El-Müstakbel Partisi ve bu hareketin siyasi ofisi, Saad Hariri’nin Arabistan’a gitmesinden ve Riyad’dan istifasını açıklamasından kaynaklanan gelişmeleri değerlendirmek üzere Beyrut’ta düzenledikleri ortak bir toplantının ardından, Lübnan’daki diğer partilerle birlikte yayınladıkları bildiride; Başbakan’ın Lübnan’a dönmesi gerektiğini vurguladılar.
Her ne kadar Suudi basını, Hariri’yi tutuklu değilmiş gibi göstermek için, onun Birleşik Arap Emirliği yetkilileri ile görüşmek için Abu Dabi’ye gittiği ve bu ziyaretten sonra Medine’ye dönerek Arabistan Kralı Salman ile görüştüğü resimleri yayınlasa da edinilen bilgilere göre; Arabistan Veliaht Prensi Muhammed Bin Salman, Hariri’nin Fransa Cumhurbaşkanı Emmanuel Macron ile görüşmesine izin vermedi. Daha önce de Lübnan Cumhurbaşkanı Mişel Avn, Suudi yetkililere karşı üslubunu sertleştirmiş ve Suudi Rejiminin Lübnan Başbakanı Saad Hariri’nin ülkeye dönmemesi konusunda bir açıklama yapmasını istemişti.
Öte yandan, Suudi Arabistan’ın Lübnan’daki Büyükelçiliği çalışanlarından Velid El-Buhari, Saad Hariri’nin Lübnan’a dönmemesi konusunun kendisini ilgilendirdiğini ve onun belki de güvenlik sebebiyle ve suikasta uğramaktan korktuğu için Lübnan’a dönmek istemediğini iddia etti. Buhari bu iddialarda bulunurken, Arabistan’ın Körfez konularındaki danışmanı Samir Sahban, Hariri’nin Suudi liderlerini öfkelendirdiğini ve onun Riyad’a çağrılmasının ve sonrasında istifasını açıklamasının ve yine Arabistan’da kalmasının Hariri’nin kendi elinde olmadığını belirtti.
Samir Sahban, Hariri Riyad’a çağrılmadan önce Hizbullah’a saldırıp bu hareketin üyelerini terörist ilan ederek ve Lübnan’ın halihazırda ilk başta Hizbullah’ın ve daha sonra İran’ın esiri olduğunu iddia ederek şunları söylemişti: ‘Biz Lübnan hükümetini savaş hükümeti gibi görüyoruz. Çünkü terörist milis olan Hizbullah, Lübnan’ın bütün kararlarında etkilidir. Lübnanlılar barış ve Hizbullah arasında bir seçim yapmalıdır.’

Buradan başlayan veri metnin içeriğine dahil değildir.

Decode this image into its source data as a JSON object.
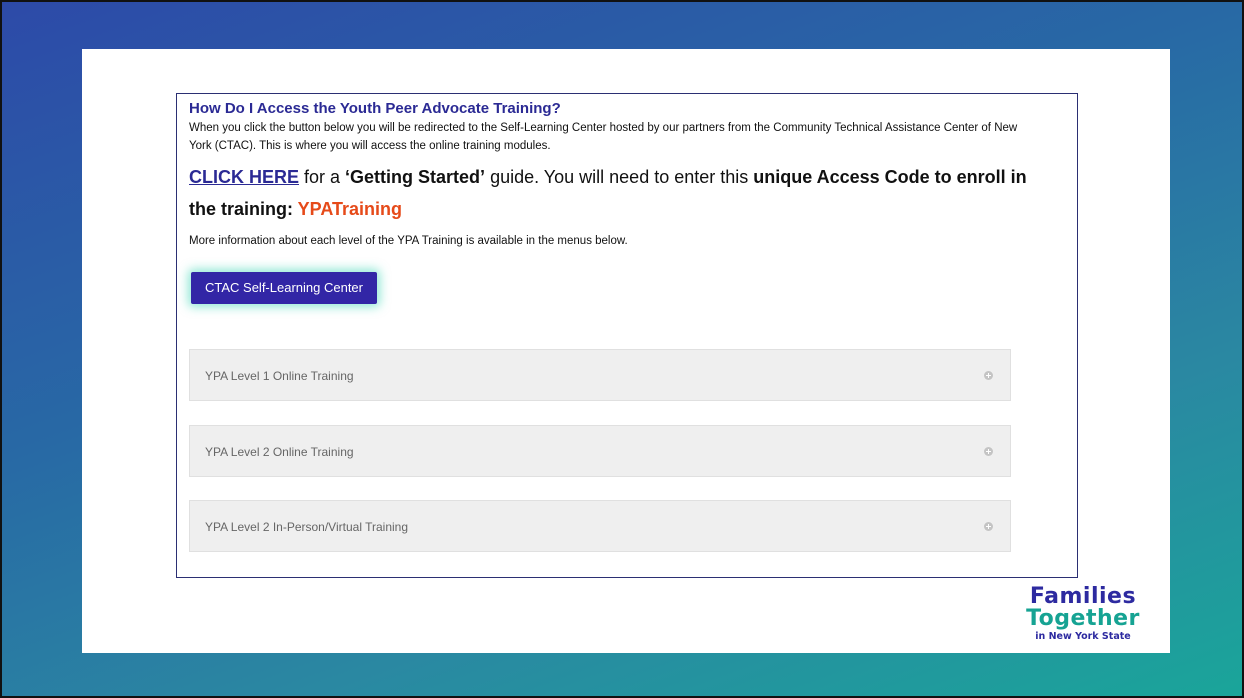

Bu konuşmalar, Hariri’nin Suudilerin baskısına rağmen Hizbullah’la ters düşmek istemediğini gösteriyor. Samir Sahban daha önce Riyad’ın Bağdat Büyükelçisiydi ve Irak’ta fitne çıkardığı gerekçesiyle ülkeden kovuldu.

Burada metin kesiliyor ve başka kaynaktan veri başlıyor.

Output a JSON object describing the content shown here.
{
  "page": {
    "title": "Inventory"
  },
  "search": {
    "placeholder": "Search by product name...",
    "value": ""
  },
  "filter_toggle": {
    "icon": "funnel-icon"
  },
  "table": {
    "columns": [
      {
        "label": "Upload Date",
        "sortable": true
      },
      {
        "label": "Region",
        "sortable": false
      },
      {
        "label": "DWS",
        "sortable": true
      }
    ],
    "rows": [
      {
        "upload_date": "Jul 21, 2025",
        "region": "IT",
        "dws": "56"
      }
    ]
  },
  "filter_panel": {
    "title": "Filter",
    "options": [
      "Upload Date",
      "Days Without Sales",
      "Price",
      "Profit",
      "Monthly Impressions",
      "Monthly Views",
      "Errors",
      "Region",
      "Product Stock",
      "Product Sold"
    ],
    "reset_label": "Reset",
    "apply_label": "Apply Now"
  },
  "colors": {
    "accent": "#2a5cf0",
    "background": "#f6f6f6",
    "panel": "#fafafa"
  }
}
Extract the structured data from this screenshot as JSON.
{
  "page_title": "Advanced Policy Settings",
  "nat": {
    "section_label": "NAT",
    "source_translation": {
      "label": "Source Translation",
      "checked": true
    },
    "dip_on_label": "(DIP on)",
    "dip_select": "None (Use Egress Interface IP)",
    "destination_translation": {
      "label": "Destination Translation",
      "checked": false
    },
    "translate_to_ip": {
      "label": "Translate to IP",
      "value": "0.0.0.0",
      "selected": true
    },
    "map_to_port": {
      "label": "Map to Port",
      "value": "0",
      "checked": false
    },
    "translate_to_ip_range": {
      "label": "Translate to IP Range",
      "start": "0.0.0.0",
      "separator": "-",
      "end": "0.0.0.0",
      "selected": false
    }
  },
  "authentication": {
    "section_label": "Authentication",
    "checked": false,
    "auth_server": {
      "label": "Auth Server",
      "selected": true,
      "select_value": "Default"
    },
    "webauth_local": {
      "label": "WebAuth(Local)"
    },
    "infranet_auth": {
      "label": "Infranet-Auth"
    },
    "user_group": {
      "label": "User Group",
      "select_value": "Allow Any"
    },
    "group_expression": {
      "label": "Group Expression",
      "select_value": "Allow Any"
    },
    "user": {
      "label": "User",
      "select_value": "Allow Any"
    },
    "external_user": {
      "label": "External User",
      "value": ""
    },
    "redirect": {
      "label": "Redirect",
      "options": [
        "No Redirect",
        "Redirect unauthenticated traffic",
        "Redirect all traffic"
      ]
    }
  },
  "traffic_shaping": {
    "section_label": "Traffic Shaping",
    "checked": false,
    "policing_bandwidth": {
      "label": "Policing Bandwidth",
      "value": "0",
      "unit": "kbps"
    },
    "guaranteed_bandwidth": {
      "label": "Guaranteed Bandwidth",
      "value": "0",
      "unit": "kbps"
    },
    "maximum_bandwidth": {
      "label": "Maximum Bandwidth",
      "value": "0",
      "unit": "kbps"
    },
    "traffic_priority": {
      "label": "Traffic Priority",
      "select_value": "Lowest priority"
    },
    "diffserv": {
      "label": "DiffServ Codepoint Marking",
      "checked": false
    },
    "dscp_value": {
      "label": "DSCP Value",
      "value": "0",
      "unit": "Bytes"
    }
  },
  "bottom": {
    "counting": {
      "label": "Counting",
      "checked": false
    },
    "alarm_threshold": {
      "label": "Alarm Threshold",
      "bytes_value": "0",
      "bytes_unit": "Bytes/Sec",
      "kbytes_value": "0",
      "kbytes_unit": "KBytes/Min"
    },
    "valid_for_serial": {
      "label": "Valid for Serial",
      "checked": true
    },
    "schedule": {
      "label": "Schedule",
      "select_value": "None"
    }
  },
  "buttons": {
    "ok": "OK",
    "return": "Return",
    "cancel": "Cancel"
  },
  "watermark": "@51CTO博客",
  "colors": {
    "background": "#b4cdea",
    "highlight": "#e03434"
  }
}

Suudilerin bu eylemi, Suudilerin yararına sonuçlanmamakla birlikte, El-Müstakbel Hareketi de Lübnan’daki diğer gruplar gibi, Hariri’yi aynı şekilde Lübnan’ın Başbakanı olarak görmekte ve Onun Lübnan’a dönmesini istemektedir. Bu gelişmeler, Arabistan’ın bu tip krizler çıkararak, Lübnan toplumunu Hizbullah’a karşı kışkırtamadığını göstermektedir.

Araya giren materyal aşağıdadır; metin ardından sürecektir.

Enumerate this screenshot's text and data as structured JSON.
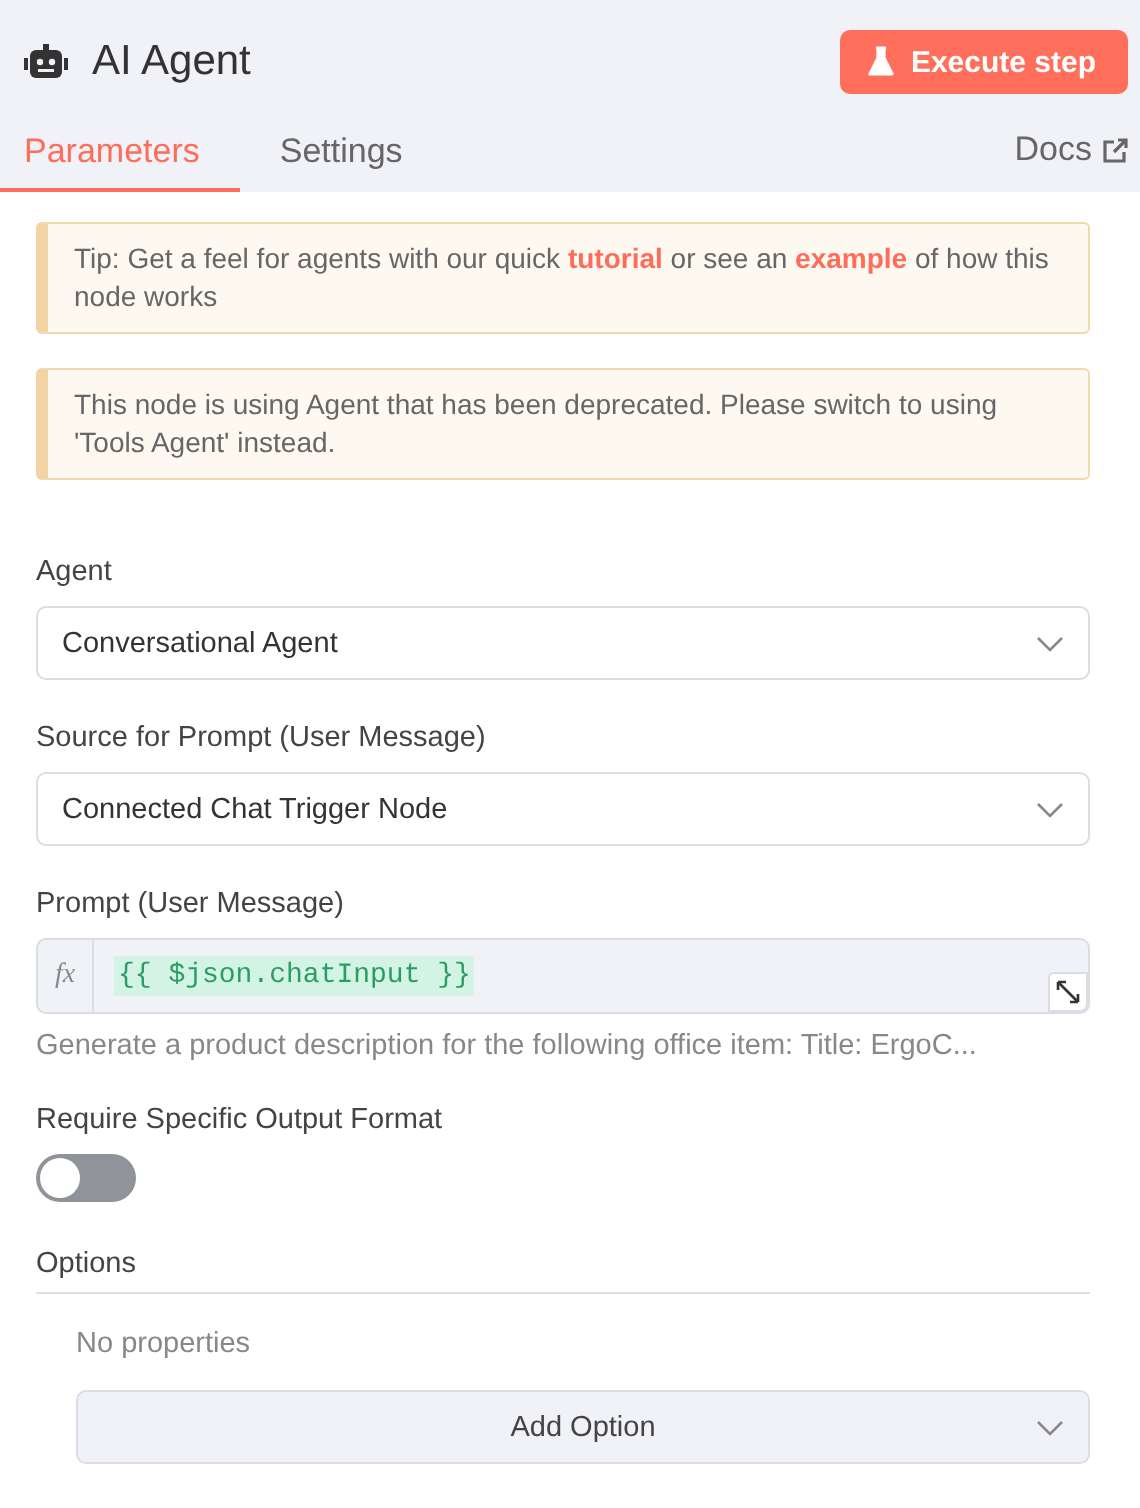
{
  "header": {
    "title": "AI Agent",
    "execute_button": "Execute step"
  },
  "tabs": [
    {
      "label": "Parameters",
      "selected": true
    },
    {
      "label": "Settings",
      "selected": false
    }
  ],
  "docs_link": "Docs",
  "notices": [
    {
      "parts": [
        {
          "text": "Tip: Get a feel for agents with our quick ",
          "link": false
        },
        {
          "text": "tutorial",
          "link": true
        },
        {
          "text": " or see an ",
          "link": false
        },
        {
          "text": "example",
          "link": true
        },
        {
          "text": " of how this node works",
          "link": false
        }
      ]
    },
    {
      "parts": [
        {
          "text": "This node is using Agent that has been deprecated. Please switch to using 'Tools Agent' instead.",
          "link": false
        }
      ]
    }
  ],
  "fields": [
    {
      "kind": "select",
      "label": "Agent",
      "value": "Conversational Agent"
    },
    {
      "kind": "select",
      "label": "Source for Prompt (User Message)",
      "value": "Connected Chat Trigger Node"
    },
    {
      "kind": "expression",
      "label": "Prompt (User Message)",
      "prefix": "fx",
      "value": "{{ $json.chatInput }}",
      "hint": "Generate a product description for the following office item: Title: ErgoC..."
    },
    {
      "kind": "toggle",
      "label": "Require Specific Output Format",
      "on": false
    }
  ],
  "options": {
    "label": "Options",
    "empty_text": "No properties",
    "add_button": "Add Option"
  }
}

İkinci olarak, Siyonist rejimin de Arabistan adına Lübnan’a saldırması çok uzak bir ihtimaldir. Çünkü Siyonistler, Hizbullah’ın tepkisinden endişe duydukları için bu konuda farklı görüşlere sahipler.
Üçüncü olarak, Arabistan’ın uluslararası imajı da sarsıldı ve şimdi Suudiler için tek bir yol kaldı ve o da daha önce Mansur Hadi’yi yeniden iktidara geçirmek için Yemen’e saldırdıkları gibi, tek başlarına Lübnan ile savaşa girmeleridir.
Burada şu soru gündeme gelmektedir, “Onlar bu defa da yeni bir koalisyon oluşturma konusunda başaralı olacaklar mı?” Çünkü eğer Arabistan tek başına Lübnan’a karşı askeri bir eylemde bulunursa, karadan sınırı olmadığı için hava bombardımanı ile yetinmek zorunda kalacak ve bu da Ürdün ve Suriye gibi ülkelerin iznine bağlıdır ve faraza Suudiler Lübnan’ı bombalasalar bile, kesinlikle bir sonuca varamayacaklardır. Şimdiden onların bölgesel dosyasına başka bir yenilgi daha eklenebilir.